Vom 08.12.2021 bis 16.01.2022 konnten alle Bürgerinnen und Bürger Hinweise zu den verschiedenen Varianten in eine

Online-Beteiligungskarte eintragen. Das Planungsteam hat jeden einzelnen Hinweis gesichtet, kategorisiert und beantwortet. Die Ergebnisse sind hier einsehbar. Je nach Inhalt, Konkretheit und räumlicher Ausrichtung werden die Hinweise in der jeweiligen Planungsphase hinzugezogen.

Aktuell befindet sich das Projekt in der Vorplanung, in welcher zunächst verschiedene Hauptvarianten erarbeitet wurden. Weitere Informationen zu den Hauptvarianten, die geprüft und anhand von Bewertungskriterien in einem Auswertungsprozess verglichen werden, werden demnächst veröffentlicht. Die Vorzugstrasse soll voraussichtlich bis Herbst 2022 feststehen.

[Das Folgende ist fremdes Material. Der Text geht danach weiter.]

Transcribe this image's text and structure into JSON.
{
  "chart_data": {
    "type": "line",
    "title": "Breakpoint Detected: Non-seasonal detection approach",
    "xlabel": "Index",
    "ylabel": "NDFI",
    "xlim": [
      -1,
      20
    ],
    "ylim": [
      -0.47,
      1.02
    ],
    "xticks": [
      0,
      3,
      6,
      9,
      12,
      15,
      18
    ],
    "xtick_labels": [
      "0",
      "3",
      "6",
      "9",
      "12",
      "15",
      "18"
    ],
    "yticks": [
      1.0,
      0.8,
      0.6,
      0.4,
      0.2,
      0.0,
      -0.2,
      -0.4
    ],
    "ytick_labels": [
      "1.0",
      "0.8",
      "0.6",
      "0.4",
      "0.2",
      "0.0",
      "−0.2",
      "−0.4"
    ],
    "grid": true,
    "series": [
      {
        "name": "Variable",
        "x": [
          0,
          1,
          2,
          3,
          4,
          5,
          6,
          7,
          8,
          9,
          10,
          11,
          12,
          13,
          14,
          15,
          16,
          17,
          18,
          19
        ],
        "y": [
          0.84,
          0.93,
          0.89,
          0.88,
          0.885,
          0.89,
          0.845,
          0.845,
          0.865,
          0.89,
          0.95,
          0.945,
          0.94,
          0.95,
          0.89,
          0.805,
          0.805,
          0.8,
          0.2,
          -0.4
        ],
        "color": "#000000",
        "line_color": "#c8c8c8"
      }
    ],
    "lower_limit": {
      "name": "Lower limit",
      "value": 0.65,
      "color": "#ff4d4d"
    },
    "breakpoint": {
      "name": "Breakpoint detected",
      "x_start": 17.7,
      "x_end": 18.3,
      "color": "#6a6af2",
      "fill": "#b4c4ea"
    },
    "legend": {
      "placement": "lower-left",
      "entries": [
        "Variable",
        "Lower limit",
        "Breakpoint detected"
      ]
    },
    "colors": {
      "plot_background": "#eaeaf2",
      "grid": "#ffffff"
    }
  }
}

Wo wird die Strecke entlang führen? 

Konkrete Linienführungen für die unterschiedlichen Hauptvarianten sind in den Plänen erkenntlich. Die Varianten werden in einem nächsten Schritt durch das Ingenieurbüro PGV-Alrutz anhand verschiedener fachlicher Kriterien miteinander verglichen und bewertet. Dabei werden ebenfalls die Hinweise aus der Bürgerbeteiligung berücksichtigt. In einem intensiven Abwägungsprozess wurden mit den beteiligten Kommunen mögliche Varianten für eine Trassenführung diskutiert. Ausgangspunkt dafür waren neben den Ergebnissen der Machbarkeitsstudie, aktuelle Entwicklungen in den Gemeinden, parallel laufende Planungen anderer Projekte sowie die Befahrung durch das beauftragte Ingenieurbüro. Ein wichtiger Baustein sind die Anbindungsmöglichkeiten in die Schweiz. Es wurde darauf geachtet eine größtmögliche Varianz in den Streckenführungen abzudecken. Konkrete Linienführungen sind in den Plänen erkenntlich.